For mothers like Yecenia Rodriguez, whose husband was recently laid off, the milk banks are prohibitively expensive. Following the success of her ad, she now counts on a regular supply of breast milk from a stable of donating mothers. But despite the free milk, the shipping costs, which Rodriguez meets, mount up — often as high as $300 a shipment.

She and her young family plan to move back in with her parents nearby in early March. “Every dollar we save goes into shipping our son’s breast milk,” she said.

Rodriguez is wary of the risks, but said the improvement in Anthony’s health was palpable.  A healthy lifestyle, said Burke, was her unique selling point.  She provides all customers with up-to-date medical records and the money she makes is reinvested back into healthier, more expensive foods. “The price of my milk is the satisfaction of knowing I’m a healthy source,” she said.

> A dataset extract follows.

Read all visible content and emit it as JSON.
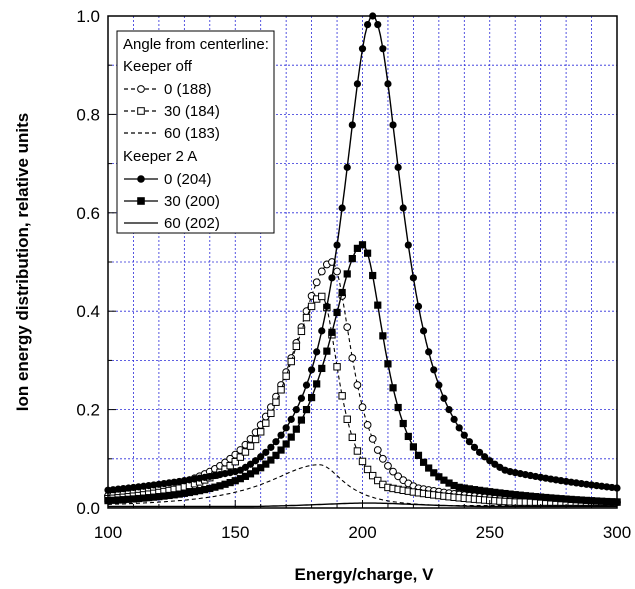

But the business isn’t without its drawbacks. About 50 percent of Burke’s customers are men. While half of them use breast milk as an athletic supplement or a cancer-fighting tonic, she described the other half as “complete weirdos.”

“They’re very inappropriate,” she added. “For them it’s a fetish.”

“It’s not something I go out and broadcast,” said Den, a 38-year-old man from Roanoke, Va., who refused to reveal his full name for fear of recriminations. He suffers from low vitamin D levels, and said he drinks between 30 and 50 ounces of breast milk a week — a habit formed when his wife fed his son. “I prefer to do things the natural way.”